For Chaffetz, the Secret Service hearing provided a high-profile turn in the spotlight at a moment when he's in a very public fight with Ohio Republican Mike Turner to chair the Oversight and Government Reform Committee.
In only his third term in Congress, Chaffetz has made no secret of his ambitions, describing the post as a dream job. And as the current committee chairman, GOP Rep. Darrell Issa of California, has demonstrated, leadership of the somewhat obscure congressional investigative panel can be a route to a national profile.
Issa has been a major antagonist of the Obama administration, leading investigations on the IRS, the attacks in Benghazi, Libya, and other topics.
In the process, Issa has alienated not just Democrats but also fellow Republicans with his confrontational and hectoring style. In one incident, Issa cut off the microphones as the senior Democrat on the committee, Rep. Elijah Cummings of Maryland, was attempting to make a point.

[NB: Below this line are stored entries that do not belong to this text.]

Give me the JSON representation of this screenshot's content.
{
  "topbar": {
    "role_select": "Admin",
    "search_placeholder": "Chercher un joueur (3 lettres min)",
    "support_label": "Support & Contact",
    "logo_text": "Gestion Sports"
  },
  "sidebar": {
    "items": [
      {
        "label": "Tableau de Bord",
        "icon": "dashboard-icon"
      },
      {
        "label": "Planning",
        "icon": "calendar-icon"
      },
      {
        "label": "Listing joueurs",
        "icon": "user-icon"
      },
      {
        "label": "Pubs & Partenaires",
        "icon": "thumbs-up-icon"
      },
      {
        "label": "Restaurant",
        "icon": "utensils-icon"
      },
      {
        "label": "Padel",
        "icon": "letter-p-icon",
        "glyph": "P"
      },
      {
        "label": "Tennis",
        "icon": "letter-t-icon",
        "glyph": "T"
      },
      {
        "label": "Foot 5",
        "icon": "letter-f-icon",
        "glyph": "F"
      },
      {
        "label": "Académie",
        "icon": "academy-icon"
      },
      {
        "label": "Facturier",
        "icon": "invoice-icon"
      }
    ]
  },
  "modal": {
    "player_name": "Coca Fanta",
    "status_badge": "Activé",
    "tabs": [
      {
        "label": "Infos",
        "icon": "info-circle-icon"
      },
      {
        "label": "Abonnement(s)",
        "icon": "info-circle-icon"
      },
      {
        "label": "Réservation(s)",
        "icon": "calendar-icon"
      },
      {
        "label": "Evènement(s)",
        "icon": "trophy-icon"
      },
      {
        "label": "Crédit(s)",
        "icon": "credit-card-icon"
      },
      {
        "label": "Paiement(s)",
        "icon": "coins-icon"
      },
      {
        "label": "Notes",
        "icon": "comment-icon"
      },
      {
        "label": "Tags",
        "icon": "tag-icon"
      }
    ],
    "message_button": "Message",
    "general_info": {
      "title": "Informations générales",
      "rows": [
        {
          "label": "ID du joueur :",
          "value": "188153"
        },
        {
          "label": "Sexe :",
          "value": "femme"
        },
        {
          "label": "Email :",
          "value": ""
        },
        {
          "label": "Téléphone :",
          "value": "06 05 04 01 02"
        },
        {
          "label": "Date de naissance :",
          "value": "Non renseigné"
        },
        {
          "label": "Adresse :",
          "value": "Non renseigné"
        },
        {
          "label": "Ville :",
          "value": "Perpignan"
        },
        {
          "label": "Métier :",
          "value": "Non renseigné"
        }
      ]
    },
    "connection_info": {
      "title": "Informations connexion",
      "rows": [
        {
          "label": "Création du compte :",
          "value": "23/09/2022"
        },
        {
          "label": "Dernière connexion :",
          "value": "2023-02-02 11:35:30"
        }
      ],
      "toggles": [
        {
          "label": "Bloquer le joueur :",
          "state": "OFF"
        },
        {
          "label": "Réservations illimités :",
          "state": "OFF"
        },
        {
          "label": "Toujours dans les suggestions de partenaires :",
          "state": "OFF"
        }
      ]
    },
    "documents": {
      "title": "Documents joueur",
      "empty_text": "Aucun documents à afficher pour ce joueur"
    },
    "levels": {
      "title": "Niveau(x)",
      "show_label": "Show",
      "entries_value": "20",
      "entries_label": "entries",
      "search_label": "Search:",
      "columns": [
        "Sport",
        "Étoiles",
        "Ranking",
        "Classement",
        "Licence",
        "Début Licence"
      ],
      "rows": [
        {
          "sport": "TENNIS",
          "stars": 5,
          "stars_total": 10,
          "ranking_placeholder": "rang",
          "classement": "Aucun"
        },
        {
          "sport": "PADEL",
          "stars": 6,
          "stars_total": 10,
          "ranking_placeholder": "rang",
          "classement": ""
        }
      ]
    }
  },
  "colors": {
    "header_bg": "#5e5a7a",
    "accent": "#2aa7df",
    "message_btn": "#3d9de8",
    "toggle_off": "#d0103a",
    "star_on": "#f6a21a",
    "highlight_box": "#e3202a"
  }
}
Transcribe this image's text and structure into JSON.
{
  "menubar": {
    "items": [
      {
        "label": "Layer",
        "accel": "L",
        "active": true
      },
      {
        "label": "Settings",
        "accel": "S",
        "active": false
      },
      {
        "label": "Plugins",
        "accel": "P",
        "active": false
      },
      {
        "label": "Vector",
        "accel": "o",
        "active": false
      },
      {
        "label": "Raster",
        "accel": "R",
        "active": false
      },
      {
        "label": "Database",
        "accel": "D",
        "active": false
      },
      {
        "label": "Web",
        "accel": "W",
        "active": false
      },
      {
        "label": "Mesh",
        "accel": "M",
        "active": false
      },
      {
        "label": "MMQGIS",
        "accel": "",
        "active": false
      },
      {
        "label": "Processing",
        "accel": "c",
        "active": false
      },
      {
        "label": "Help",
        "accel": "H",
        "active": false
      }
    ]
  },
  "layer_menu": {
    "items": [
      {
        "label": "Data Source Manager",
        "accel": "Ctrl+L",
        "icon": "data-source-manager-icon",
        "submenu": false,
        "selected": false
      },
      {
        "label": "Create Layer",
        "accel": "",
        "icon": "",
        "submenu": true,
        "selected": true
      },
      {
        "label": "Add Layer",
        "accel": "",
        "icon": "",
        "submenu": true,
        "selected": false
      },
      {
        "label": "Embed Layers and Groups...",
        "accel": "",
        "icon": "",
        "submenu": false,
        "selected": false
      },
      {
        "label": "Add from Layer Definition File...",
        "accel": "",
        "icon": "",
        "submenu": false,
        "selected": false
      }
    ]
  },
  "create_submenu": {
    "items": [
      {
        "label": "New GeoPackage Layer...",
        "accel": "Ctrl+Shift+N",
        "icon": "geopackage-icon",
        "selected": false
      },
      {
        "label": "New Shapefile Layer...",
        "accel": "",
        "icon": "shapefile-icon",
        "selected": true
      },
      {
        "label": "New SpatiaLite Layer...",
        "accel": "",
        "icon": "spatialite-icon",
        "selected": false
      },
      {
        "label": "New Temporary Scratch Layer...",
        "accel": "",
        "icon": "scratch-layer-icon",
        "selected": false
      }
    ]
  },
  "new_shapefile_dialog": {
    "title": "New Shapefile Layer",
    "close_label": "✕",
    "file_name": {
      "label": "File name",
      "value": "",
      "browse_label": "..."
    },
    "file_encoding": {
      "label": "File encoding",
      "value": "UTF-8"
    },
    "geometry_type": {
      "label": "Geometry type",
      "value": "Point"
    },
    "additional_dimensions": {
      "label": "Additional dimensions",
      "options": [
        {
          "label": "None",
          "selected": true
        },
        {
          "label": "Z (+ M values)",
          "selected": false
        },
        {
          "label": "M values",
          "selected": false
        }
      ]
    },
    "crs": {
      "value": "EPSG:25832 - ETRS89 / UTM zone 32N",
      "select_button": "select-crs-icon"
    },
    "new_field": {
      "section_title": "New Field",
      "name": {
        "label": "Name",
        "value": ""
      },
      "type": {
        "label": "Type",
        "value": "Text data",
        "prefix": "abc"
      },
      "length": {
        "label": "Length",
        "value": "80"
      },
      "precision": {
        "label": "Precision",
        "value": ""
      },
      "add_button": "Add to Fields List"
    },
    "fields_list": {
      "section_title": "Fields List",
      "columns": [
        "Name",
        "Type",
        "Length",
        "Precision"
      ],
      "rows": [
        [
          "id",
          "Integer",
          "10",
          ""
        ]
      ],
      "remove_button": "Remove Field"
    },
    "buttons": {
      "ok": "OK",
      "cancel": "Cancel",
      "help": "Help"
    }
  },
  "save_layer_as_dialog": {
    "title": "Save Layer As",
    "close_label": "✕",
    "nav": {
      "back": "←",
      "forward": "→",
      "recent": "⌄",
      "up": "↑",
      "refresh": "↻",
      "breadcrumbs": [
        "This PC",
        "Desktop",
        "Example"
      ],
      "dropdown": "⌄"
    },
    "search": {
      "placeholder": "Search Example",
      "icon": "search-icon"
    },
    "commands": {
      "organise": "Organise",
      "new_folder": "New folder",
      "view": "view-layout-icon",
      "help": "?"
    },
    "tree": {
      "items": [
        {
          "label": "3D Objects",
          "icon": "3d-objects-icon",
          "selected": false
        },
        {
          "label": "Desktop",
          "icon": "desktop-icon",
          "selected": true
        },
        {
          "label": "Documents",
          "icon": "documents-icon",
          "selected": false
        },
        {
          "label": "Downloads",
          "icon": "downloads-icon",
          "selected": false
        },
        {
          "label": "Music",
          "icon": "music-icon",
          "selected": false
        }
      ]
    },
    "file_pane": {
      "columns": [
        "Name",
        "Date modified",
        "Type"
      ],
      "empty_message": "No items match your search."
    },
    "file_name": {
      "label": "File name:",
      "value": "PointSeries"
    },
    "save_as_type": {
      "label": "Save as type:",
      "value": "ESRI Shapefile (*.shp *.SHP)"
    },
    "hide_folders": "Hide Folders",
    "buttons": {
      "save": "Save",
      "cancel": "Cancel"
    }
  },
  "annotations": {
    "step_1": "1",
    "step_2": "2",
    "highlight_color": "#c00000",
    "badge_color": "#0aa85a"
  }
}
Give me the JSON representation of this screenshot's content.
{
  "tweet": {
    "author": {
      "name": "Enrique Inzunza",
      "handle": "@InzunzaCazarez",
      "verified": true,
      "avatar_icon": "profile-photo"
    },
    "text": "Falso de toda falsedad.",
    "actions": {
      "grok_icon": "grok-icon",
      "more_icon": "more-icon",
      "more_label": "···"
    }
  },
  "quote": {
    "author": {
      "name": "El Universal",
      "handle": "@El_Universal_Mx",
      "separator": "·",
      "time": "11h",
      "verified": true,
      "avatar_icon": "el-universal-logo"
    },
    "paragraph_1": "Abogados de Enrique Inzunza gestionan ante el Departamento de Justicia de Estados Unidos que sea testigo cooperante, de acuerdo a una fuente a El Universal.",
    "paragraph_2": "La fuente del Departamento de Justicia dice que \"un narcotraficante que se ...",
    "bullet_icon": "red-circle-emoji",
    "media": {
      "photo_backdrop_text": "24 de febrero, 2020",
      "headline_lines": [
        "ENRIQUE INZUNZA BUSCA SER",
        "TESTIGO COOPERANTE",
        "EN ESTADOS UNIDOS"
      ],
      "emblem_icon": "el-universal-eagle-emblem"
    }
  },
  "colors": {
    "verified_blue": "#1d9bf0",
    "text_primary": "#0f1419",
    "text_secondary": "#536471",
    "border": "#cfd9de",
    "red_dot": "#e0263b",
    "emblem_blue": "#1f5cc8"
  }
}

Chaffetz has taken pains to make clear that he would do things differently. He is a strong conservative, but unlike some tea party lawmakers, he is not a thorn in the side of GOP leadership. He's liked and respected by fellow Republicans and viewed as being dogged but not shrill in his committee role. He's also seen as a bridge to a younger generation, more attuned to technology and media than most in Congress. He often appears on TV and has racked up 77,000 Twitter followers with the handle @jasoninthehouse; unlike many in Congress, he writes his own tweets.
Chaffetz has also made a point of reaching out to Democrats, accepting Cummings' invitation over the summer to visit his district in inner city Baltimore, then inviting Cummings to Utah, where the two toured the sites and shared barbecue.
"Rep. Chaffetz has shown a sincere interest in working in a bipartisan manner as well as focusing on reform, which is something new for the Oversight Committee," Cummings said.